To create a subscription on
your server, you need to have the Windows Event Collector Service
running on your server. The Event Viewer will help turn on this service
for you. The first time you click Subscriptions in the Event Viewer
management tree, you may see a screen similar to Figure 6. You will need to click Yes to take advantage of Event Viewer subscriptions.
In the Event Viewer, click Subscriptions.
If prompted to turn on the Windows Event Collector Service, click Yes.
Click Create Subscription in the right Actions pane; you can also right-click Subscriptions. You will see a screen similar to Figure 7.
After you set the computers and filter criteria, click OK; your subscription will be complete.
4. Attach a Task to an Event
One of the more
proactive capabilities you can do in the Event Viewer is to attach a
task to a particular log or event. Normally you attach tasks to specific
events. When you attach a task to an event, you can perform one of the
three following actions: start a program, send an email, or display a
message. This allows you to be notified if a certain event occurs or run
a program that will fix the issue. You can also assign a task to a
custom view you may have created.
In the Event Viewer, click the event or log you want to create a task for.

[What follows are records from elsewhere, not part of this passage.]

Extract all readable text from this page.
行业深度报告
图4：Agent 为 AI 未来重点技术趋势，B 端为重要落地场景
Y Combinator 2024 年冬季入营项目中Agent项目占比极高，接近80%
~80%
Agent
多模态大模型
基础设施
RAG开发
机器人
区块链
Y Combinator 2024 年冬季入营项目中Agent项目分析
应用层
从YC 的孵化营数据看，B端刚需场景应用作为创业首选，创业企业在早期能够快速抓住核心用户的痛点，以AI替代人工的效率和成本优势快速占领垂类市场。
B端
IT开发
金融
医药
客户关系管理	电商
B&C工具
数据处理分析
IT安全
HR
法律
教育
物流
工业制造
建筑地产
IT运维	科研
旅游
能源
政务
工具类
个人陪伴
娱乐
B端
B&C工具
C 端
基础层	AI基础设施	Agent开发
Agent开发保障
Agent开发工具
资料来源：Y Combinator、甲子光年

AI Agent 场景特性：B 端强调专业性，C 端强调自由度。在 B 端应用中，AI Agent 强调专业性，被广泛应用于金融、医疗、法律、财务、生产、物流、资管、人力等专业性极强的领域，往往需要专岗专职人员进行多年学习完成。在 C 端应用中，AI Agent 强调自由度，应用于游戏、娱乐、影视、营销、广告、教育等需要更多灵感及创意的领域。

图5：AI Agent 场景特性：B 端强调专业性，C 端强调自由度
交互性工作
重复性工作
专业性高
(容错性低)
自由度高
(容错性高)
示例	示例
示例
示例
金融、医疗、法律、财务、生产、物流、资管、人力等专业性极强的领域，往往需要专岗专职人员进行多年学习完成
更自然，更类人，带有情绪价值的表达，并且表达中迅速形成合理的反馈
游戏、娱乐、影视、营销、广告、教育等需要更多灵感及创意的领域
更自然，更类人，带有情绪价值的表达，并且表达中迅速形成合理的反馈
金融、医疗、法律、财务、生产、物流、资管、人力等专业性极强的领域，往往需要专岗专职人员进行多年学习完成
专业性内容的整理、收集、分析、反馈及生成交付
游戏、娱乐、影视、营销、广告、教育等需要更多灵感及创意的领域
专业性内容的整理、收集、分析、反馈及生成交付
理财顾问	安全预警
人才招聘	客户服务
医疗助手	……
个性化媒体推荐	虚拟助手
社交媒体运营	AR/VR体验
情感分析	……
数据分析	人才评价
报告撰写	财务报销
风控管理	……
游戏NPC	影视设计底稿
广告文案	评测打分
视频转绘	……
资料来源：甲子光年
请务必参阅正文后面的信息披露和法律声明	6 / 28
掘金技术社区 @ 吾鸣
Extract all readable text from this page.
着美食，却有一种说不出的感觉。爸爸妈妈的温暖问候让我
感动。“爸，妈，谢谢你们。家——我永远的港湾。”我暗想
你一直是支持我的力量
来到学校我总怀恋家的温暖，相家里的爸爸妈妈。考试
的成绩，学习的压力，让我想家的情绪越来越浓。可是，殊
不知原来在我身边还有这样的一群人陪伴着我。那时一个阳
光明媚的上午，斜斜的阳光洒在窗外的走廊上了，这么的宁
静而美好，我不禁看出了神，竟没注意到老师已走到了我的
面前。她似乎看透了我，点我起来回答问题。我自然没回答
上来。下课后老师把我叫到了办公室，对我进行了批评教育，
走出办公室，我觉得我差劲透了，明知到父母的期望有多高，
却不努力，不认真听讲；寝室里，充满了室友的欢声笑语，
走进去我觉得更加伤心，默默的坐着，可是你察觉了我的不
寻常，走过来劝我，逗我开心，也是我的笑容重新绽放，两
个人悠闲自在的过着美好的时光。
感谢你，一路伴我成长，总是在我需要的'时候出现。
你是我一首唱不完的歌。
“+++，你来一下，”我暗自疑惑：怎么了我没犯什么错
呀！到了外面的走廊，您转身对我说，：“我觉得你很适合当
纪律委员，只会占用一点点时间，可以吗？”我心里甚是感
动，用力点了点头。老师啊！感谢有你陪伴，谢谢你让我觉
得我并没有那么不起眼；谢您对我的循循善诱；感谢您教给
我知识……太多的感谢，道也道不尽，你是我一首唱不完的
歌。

Give your task a name and description, and when you are done, click Next.
Review the event you have selected, and click Next.
Select your option; the default is to run a program. Then click Next.
Depending on your action you have chosen, you may need to find the program or set up the email or message.
When you are done, click Next.
Review
the summary, and click Finish. You will see a screen informing you that
the task was created in Task Scheduler, as shown in Figure 8. Click OK to clear the message.